Малышка Мелани - Натали де Рамон 5 стр.


Ну-ну, скептически хмыкнул внутренний голос, что ж раньше-то не получалось?

Но я не обратила на него внимания, потому что Нестор позвал меня и начал на все лады расхваливать перед телевизионщиком мои романы, а команда Рейно активно расставляла аппаратуру и передвигала мебель, дабы эффектнее снять писательскую чету в интерьере.

Конечно, меня немного покоробило, когда перед камерой Рейно с ходу заговорил о новом витке в жизни мэтра, однозначно давая понять, что за псевдонимом Леокадия де Орфез скрывается вовсе не женщина, а сам мастер прозы. Что вот так, по примеру каких-то там восточных монахов, Мориньяк взял новое имя - женский псевдоним и начал с самого начала, с самого низа - с романов в тонкой обложке. Камере были продемонстрированы мои книжонки. У меня перехватило дыхание.

Но тут заговорил Нестор. Кстати, поверх рубашки и джинсов он действительно нацепил потрясающий атласный халат с позументами и кистями. Темно-вишневый халат с золотыми штучками. И его красноречию надо отдать должное, потому что к концу съемок, по меньшей мере, выходило, что ученик - то бишь я - превзошел своего учителя.

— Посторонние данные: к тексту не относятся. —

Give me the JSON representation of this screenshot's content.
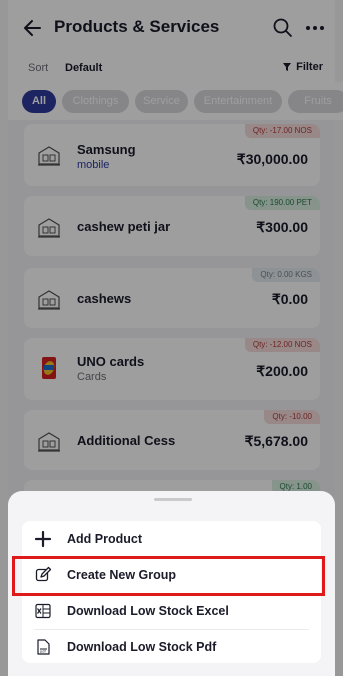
{
  "header": {
    "title": "Products & Services"
  },
  "sort": {
    "label": "Sort",
    "value": "Default",
    "filter_label": "Filter"
  },
  "chips": [
    "All",
    "Clothings",
    "Service",
    "Entertainment",
    "Fruits"
  ],
  "products": [
    {
      "name": "Samsung",
      "category": "mobile",
      "qty": "Qty: -17.00 NOS",
      "qty_status": "negative",
      "price": "₹30,000.00",
      "icon": "generic-product-icon"
    },
    {
      "name": "cashew peti jar",
      "category": "",
      "qty": "Qty: 190.00 PET",
      "qty_status": "positive",
      "price": "₹300.00",
      "icon": "generic-product-icon"
    },
    {
      "name": "cashews",
      "category": "",
      "qty": "Qty: 0.00 KGS",
      "qty_status": "zero",
      "price": "₹0.00",
      "icon": "generic-product-icon"
    },
    {
      "name": "UNO cards",
      "category": "Cards",
      "qty": "Qty: -12.00 NOS",
      "qty_status": "negative",
      "price": "₹200.00",
      "icon": "uno-cards-image"
    },
    {
      "name": "Additional Cess",
      "category": "",
      "qty": "Qty: -10.00",
      "qty_status": "negative",
      "price": "₹5,678.00",
      "icon": "generic-product-icon"
    },
    {
      "name": "",
      "category": "",
      "qty": "Qty: 1.00",
      "qty_status": "positive",
      "price": "",
      "icon": ""
    }
  ],
  "sheet_menu": [
    {
      "label": "Add Product",
      "icon": "plus-icon"
    },
    {
      "label": "Create New Group",
      "icon": "edit-icon"
    },
    {
      "label": "Download Low Stock Excel",
      "icon": "excel-icon"
    },
    {
      "label": "Download Low Stock Pdf",
      "icon": "pdf-icon"
    }
  ],
  "colors": {
    "accent": "#2e3a9f",
    "highlight": "#e01a1a"
  }
}
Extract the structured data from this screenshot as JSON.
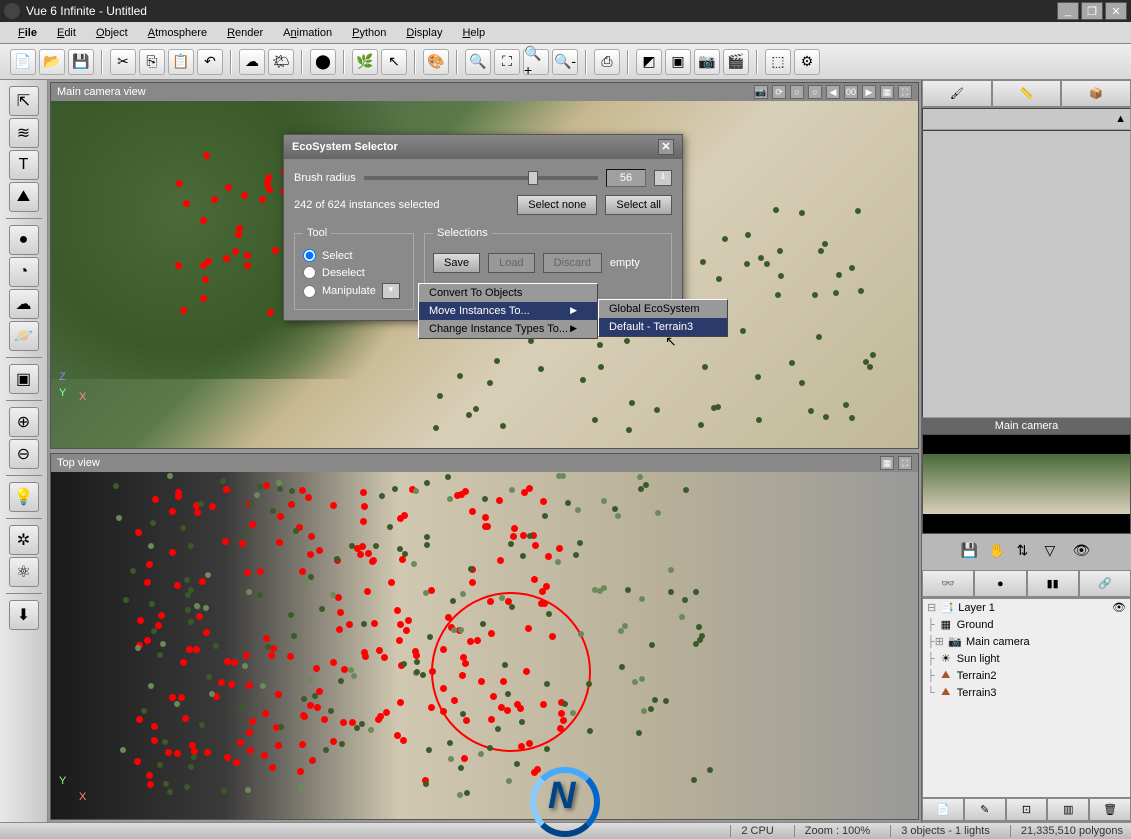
{
  "window": {
    "title": "Vue 6 Infinite - Untitled"
  },
  "menus": [
    "File",
    "Edit",
    "Object",
    "Atmosphere",
    "Render",
    "Animation",
    "Python",
    "Display",
    "Help"
  ],
  "viewports": {
    "main": {
      "label": "Main camera view"
    },
    "top": {
      "label": "Top view"
    }
  },
  "dialog": {
    "title": "EcoSystem Selector",
    "brush_label": "Brush radius",
    "brush_value": "56",
    "selection_info": "242 of 624 instances selected",
    "btn_select_none": "Select none",
    "btn_select_all": "Select all",
    "group_tool": "Tool",
    "radio_select": "Select",
    "radio_deselect": "Deselect",
    "radio_manipulate": "Manipulate",
    "group_selections": "Selections",
    "btn_save": "Save",
    "btn_load": "Load",
    "btn_discard": "Discard",
    "sel_state": "empty"
  },
  "context1": {
    "convert": "Convert To Objects",
    "move": "Move Instances To...",
    "change": "Change Instance Types To..."
  },
  "context2": {
    "global": "Global EcoSystem",
    "default": "Default - Terrain3"
  },
  "preview": {
    "label": "Main camera"
  },
  "layers": {
    "layer1": "Layer 1",
    "ground": "Ground",
    "camera": "Main camera",
    "sun": "Sun light",
    "terrain2": "Terrain2",
    "terrain3": "Terrain3"
  },
  "status": {
    "cpu": "2 CPU",
    "zoom": "Zoom : 100%",
    "sel": "3 objects - 1 lights",
    "poly": "21,335,510 polygons"
  }
}
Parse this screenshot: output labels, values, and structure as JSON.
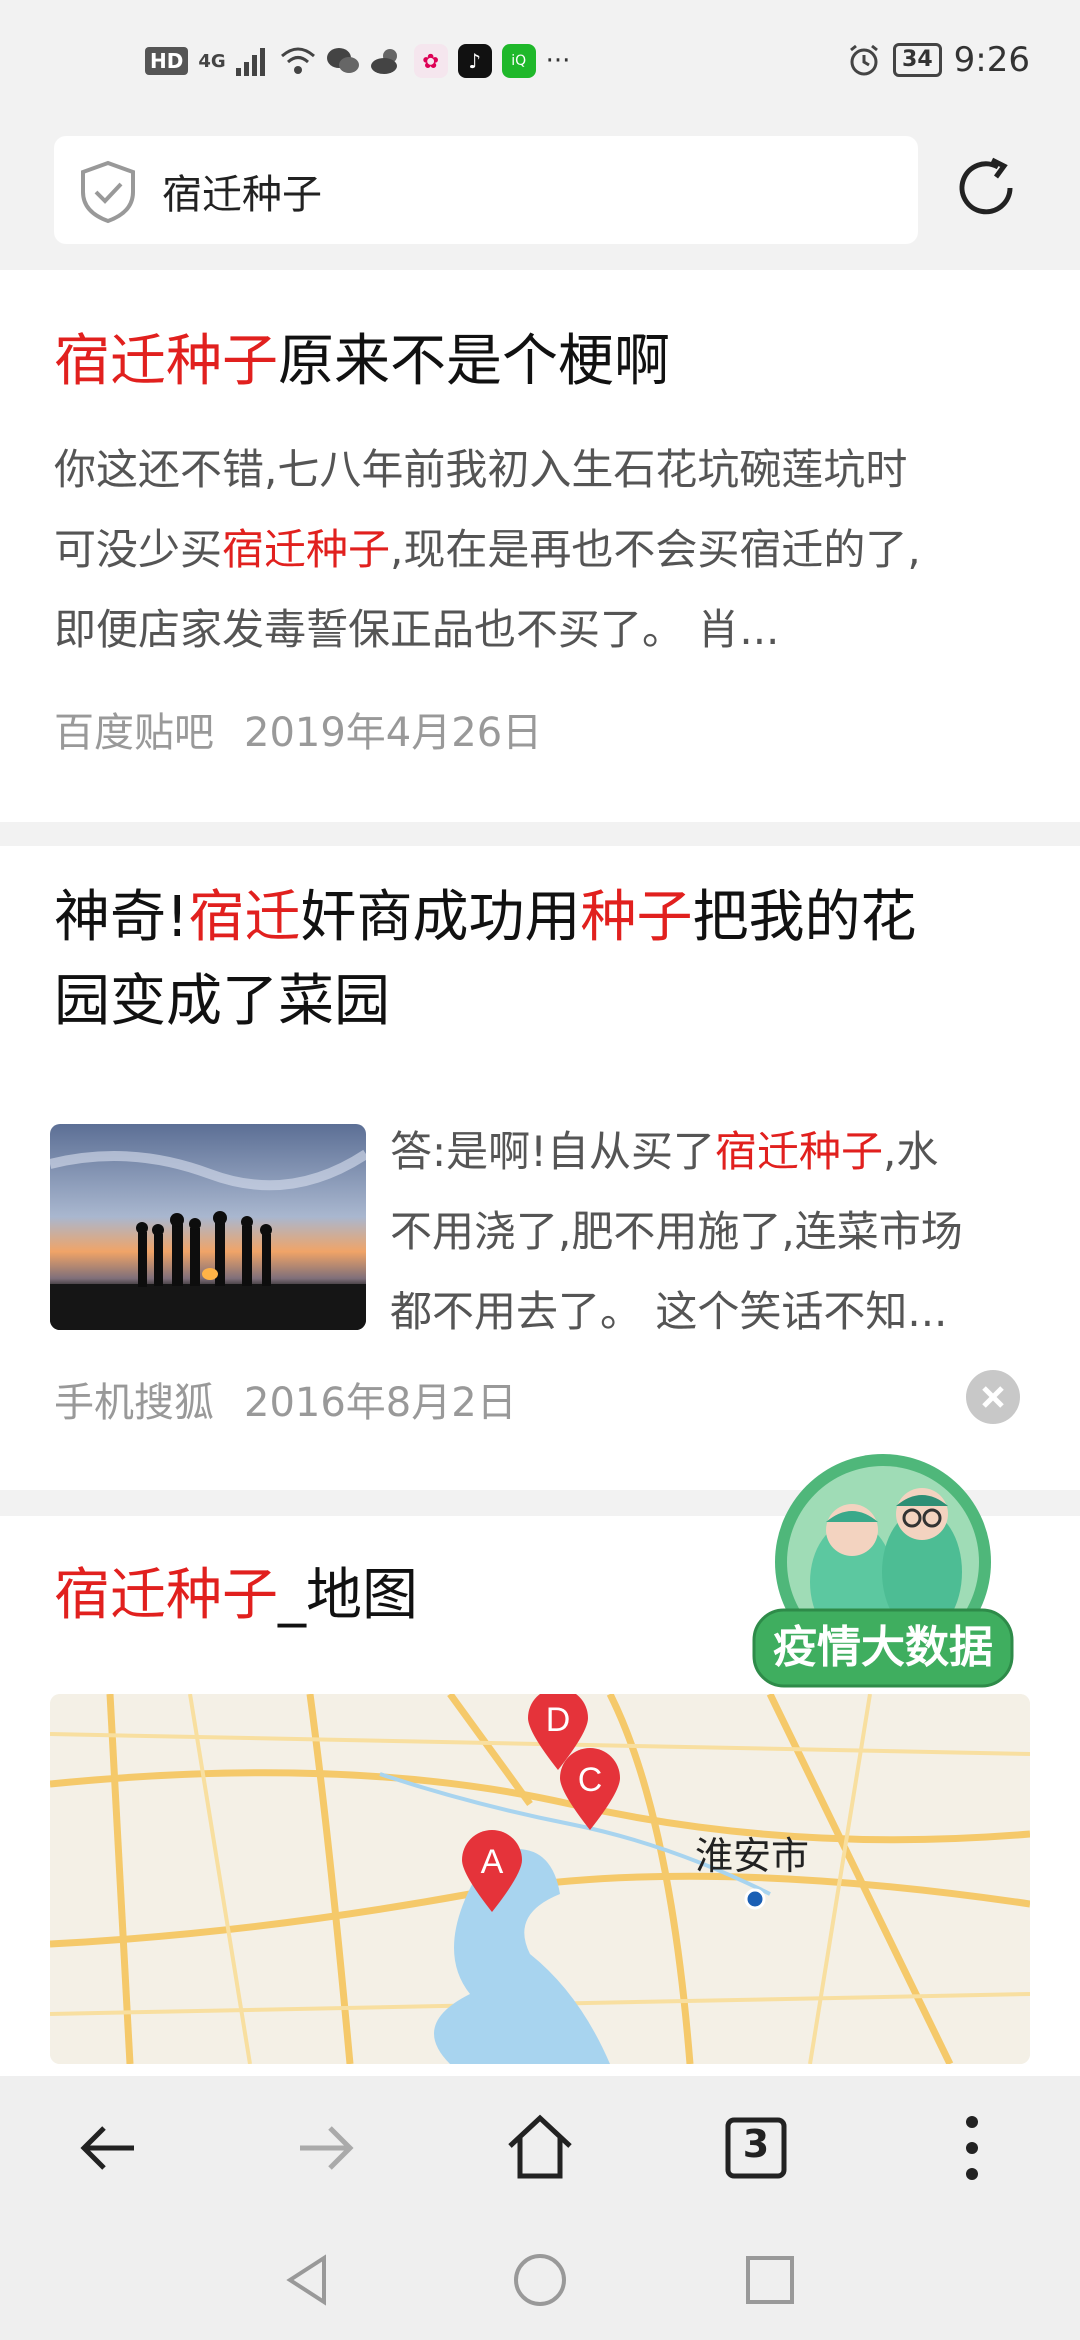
{
  "status_bar": {
    "hd": "HD",
    "network": "4G",
    "more": "···",
    "battery": "34",
    "time": "9:26"
  },
  "search": {
    "query": "宿迁种子"
  },
  "results": [
    {
      "title_red": "宿迁种子",
      "title_rest": "原来不是个梗啊",
      "snippet_1": "你这还不错,七八年前我初入生石花坑碗莲坑时",
      "snippet_2a": "可没少买",
      "snippet_2b": "宿迁种子",
      "snippet_2c": ",现在是再也不会买宿迁的了,",
      "snippet_3": "即便店家发毒誓保正品也不买了。 肖...",
      "source": "百度贴吧",
      "date": "2019年4月26日"
    },
    {
      "title_a": "神奇!",
      "title_b": "宿迁",
      "title_c": "奸商成功用",
      "title_d": "种子",
      "title_e": "把我的花",
      "title_f": "园变成了菜园",
      "snippet_1a": "答:是啊!自从买了",
      "snippet_1b": "宿迁种子",
      "snippet_1c": ",水",
      "snippet_2": "不用浇了,肥不用施了,连菜市场",
      "snippet_3": "都不用去了。 这个笑话不知...",
      "source": "手机搜狐",
      "date": "2016年8月2日"
    },
    {
      "title_red": "宿迁种子",
      "title_rest": "_地图",
      "map_city": "淮安市",
      "markers": [
        "A",
        "C",
        "D"
      ]
    }
  ],
  "badge": {
    "label": "疫情大数据"
  },
  "toolbar": {
    "tabs_count": "3"
  },
  "icons": [
    "shield-icon",
    "refresh-icon",
    "back-icon",
    "forward-icon",
    "home-icon",
    "tabs-icon",
    "menu-icon",
    "close-icon"
  ],
  "colors": {
    "highlight": "#e1201e",
    "badge_green": "#3fae5f"
  }
}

Правда, в его монолог мне так и не удалось вставить ни слова.

Затем нам был продемонстрирован отснятый материал. Я себя не узнавала! Что может сделать с обычной женщиной какой-то пеньюар и руки профессионального гримера! А на прощание Рейно заверил меня, что после выхода передачи в эфир я проснусь знаменитой и что мне придется научиться отбиваться от настырных издателей и малокультурных - следует понимать не от "Культюр" - продюсеров.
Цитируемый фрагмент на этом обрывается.